Mentre cerca di ottenere il trasferimento a Firenze, il ministro Terenzio Mamiani gli offre la cattedra di eloquenza all'Università di Bologna, vacante in seguito al rifiuto di Giovanni Prati. Si trasferisce quindi a Bologna, città dalla quale non andrà più via.
A Bologna Carducci ha modo di dedicarsi allo studio. Si specializza in letteratura italiana antica (medioevale e rinascimentale) e raffina la sua conoscenza delle letterature straniere coeve (in particolare, francese e tedesca). Nel mentre, si avvicina a idee politiche radicali di giacobinismo e populismo.
Pubblica, con lo pseudonimo Enotrio Romano, il suo 'Inno a Satana' (scritto nel settembre '63), in odore di laicismo e polemica anticlericale.
Le sue posizioni politiche e l'adesione all'Unione democratica, lo portano - ma era già accaduto nel '64 - in conflitto con il ministro dell'istruzione Emilio Broglio (Milano, 1814-Roma, 1892) che minaccia di trasferire Carducci all'Università di Napoli come professore di latino. Ancora, pochi mesi dopo, avrà un altro scontro con il Ministero e verrà sospeso dell'insegnamento.
La tipografia Nicolai e Quarteroni di Pistoia pubblica i 'Levia Gravia di Enotrio Romano' (la cui edizione definitiva sarà data alle stampe nel 1881).
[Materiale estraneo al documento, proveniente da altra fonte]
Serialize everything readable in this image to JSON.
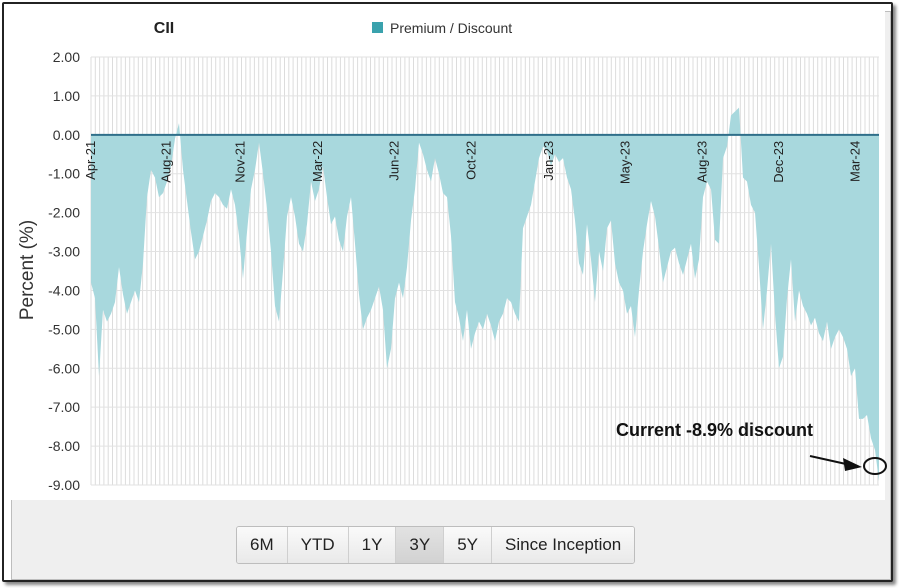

Muore di meningite il figlio Dante, causando un dolore immenso in Giosue, che a inizio anno aveva perso anche la madre Ildegonda.
Pubblica per l'editore Barbèra, senza pseudonimo, le 'Poesie' divise in tre parti: 'Decennalia', 'Levia Gravia' e 'Juvenilia'. Nel luglio conosce Carolina Cristofori Piva (Mantova, 1837-Bologna, 1881), da lui chiamata nei versi e nelle lettere successive Lina o Lidia: a lei dedicherà le tre 'Primavere elleniche' del '72.
Per i tipi di Galeati di Imola pubblica le 'Nuove poesie', con lo pseudonimo Enotrio Romano. È un periodo di intesa attività poetica, che non lo costringe tuttavia a tralasciare i suoi studi critici e filologici e le sue attente ricerche documentarie.
Si candida alle elezioni parlamentari nel collegio di Lugo: viene eletto, ma poi escluso dal sorteggio per l'eccedenza dei professori universitari già presenti alla Camera.
Inizia ad avvicinarsi alla monarchia, anche grazie all'abile mediazione della regina Margherita di Savoia (Torino, 1851-Bordighera, 1926).
Esce, per l'editore bolognese Zanichelli, il volume delle 'Odi barbare', cui seguiranno le 'Nuove Odi barbare nel 1882 e le 'Terze Odi barbare' nel 1889. Le tre sillogi saranno poi raccolte insieme nelle 'Odi barbare' del 1893.
Viene riconosciuto ufficialmente poeta-vate d'Italia e pubblica l'edizione definitiva degli 'Juvenilia' (Bologna, Zanichelli).
Pubblica a Bologna per l'editore Zanichelli i suoi 'Giambi ed epodi'.
Pubblica, ancora per i tipi di Zanichelli, le 'Rime nuove'.
Conosce la poetessa Annie Vivanti (Norwood, 1866-Torino, 1942), ultima musa della sua poesia (a lei saranno appunto dedicate molti dei componimenti di 'Rime e ritmi').
Viene nominato senatore del Regno d'Italia da Umberto I di Savoia (Torino, 1844-Monza, 1900).
Carducci viene contestato da giovani radicali e democratici a causa del suo sostegno a Francesco Crispi (Ribera, 1818-Napoli 1901): l'episodio sarà in seguito ricordato dal poeta come il 'tumultus infimus'.
Viene colpito da un ictus: la mano e il suo braccio destro rimangono paralizzati.
Pubblica la sua ultima (e breve) raccolta di 'Rime e ritmi' (Bologna, Zanichelli).
Lascia l'insegnamento: la sua cattedra sarà assegnata a Giovanni Pascoli (San Mauro di Romagna, 1855-Bologna, 1912), suo vecchio allievo.
Di sera, il barone Carl Bildt (Stoccolma, 1850-Roma, 1931), ambasciatore di Svezia a Roma, si reca a casa sua per comunicargli l'assegnazione del premio Nobel per la letteratura.
Muore, durante la notte, a Bologna: verrà seppellito alla Certosa.